CWCapital Markets Update - September 2016

In This Issue

In this issue of the CWCapital Markets Update, we focus on the fundamentals and trends affecting national commercial real estate debt markets and take a brief look at the performance of FREMF KF transactions relative to CMBS conduits. We synthesize and present information gathered from various industry research, public resources, and our own research.


FREMF KF Floater Performance

In this report, we focus on the current performance of FREMF‐KF transactions issued in the past four years.

  • To date, we observe that no transaction is reporting a loss or delinquency, and only 1.21% of the collateral appears on the servicer’s watchlist. Cumulative interest shortfalls are less than $1,000
  • Performance compares favorably to a benchmark of traditional CMBS conduit transactions issued in the same period. These deals report $134mm (0.06%) in appraisal reductions, 0.28% of the loans delinquent, 6.22% on the watchlist, and $6mm in interest shortfall. This simple comparison helps to generally contrast performance between multifamily and other commercial collateral, and implicitly between agency and broad market lending standards.

For the complete commentary, stats and graphs:

The Economy

  • August saw 151,000 jobs added to the economy, below analyst estimates of 180,000. The unemployment rate remained at 4.9% and the participation rate remained steady at 62.8, still over 100bps below the 10‐year average.
  • The Bureau of Labor Statistics notes job growth in food service, social service, healthcare, and financial services. We see strength in multifamily and residential construction, with gains offset by continued losses in mining, oil and gas extraction (WTI remains low to mid $40/bbl), and in services in areas with declining demographic trends.
  • Although we have seen recent upticks in 10‐year US Treasury yields, trends of low (or negative) interest rates continue. August ended with a nominal UST10 yield at 1.58%, but the real 10yr rate was a mere 11bps. The last 12 months have seen an average UST10 real rate of 35bps with readings dipping into negative territory in July. (‐3bps).
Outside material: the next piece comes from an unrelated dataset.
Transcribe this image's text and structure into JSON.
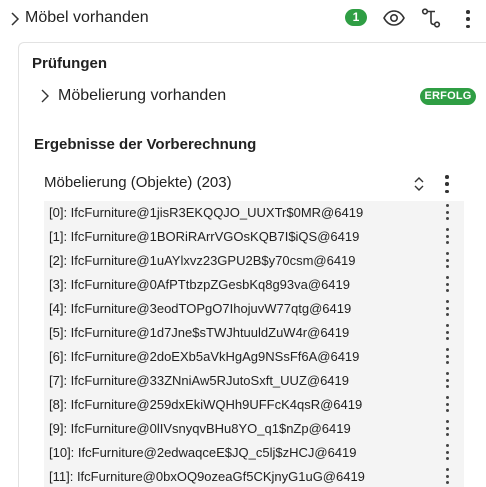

Global growth concerns could continue to restrain short term interest rate hikes.

Property Markets

  • Effective rent growth ‐ National average of 2.98% annual. Multi‐family leads at 4.25%, retail lags at 2.13%.
  • Vacancy rates ‐ Multifamily saw an increase of 10bps to 4.50% relative to year end. This is the highest reading in three years. The trend bears watching as robust construction and deliveries continue.
  • Although national property prices on a $/unit basis (year over year) generally report increases as of Q2‐16, we have seen four interim months of declines in hotel, retail, and office prices. We note that 3‐year growth rates have generally been decelerating for the past year in hotel and retail properties.

Debt Capital Markets

  • Conduit originations and issuance have slowed significantly this year as market volatility, liquidity, and risk retention all begin to apply. Current year issuance as of August lags 2015’s same period issuance by 38%.
  • Credit spreads on new issue long AAAs have now tightened by 54bp since the year began, with BBBs tightening by 100 amid significant volatility this year. AAA’s have varied by 80bp, while BBBs have varied by as much as 400bp.
  • Delinquency trends have been on the increase for four months now, and are at 4.68% according to Trepp. Maturity wave and conduit market contraction are driving the reversal of several years of declining delinquency.

Trends to Watch

  • Maturity wave and risk retention ‐ potential for increased loan defaults as liquidity recedes from securitized markets due to risk retention, bank capital rules, and regulatory requirements. Overall maturity defaults (later than 90 days past maturity) averaging approximately 8%, is not quite as bad as originally expected, but more to come.
  • Transformation of the lending base ‐ as conduit lenders and securitized markets withdraw, an opportunity for new balance sheet or long‐term lenders to enter the space. First “risk retention compliant” deal closed in August, but overall, the product continues to contract and lose market share.
  • Volatility in property prices ‐ national average hotel, retail, and office property prices have seen interim volatility. Multifamily valuations relative to highs, construction, and risk premium relative to benchmarks bear watching.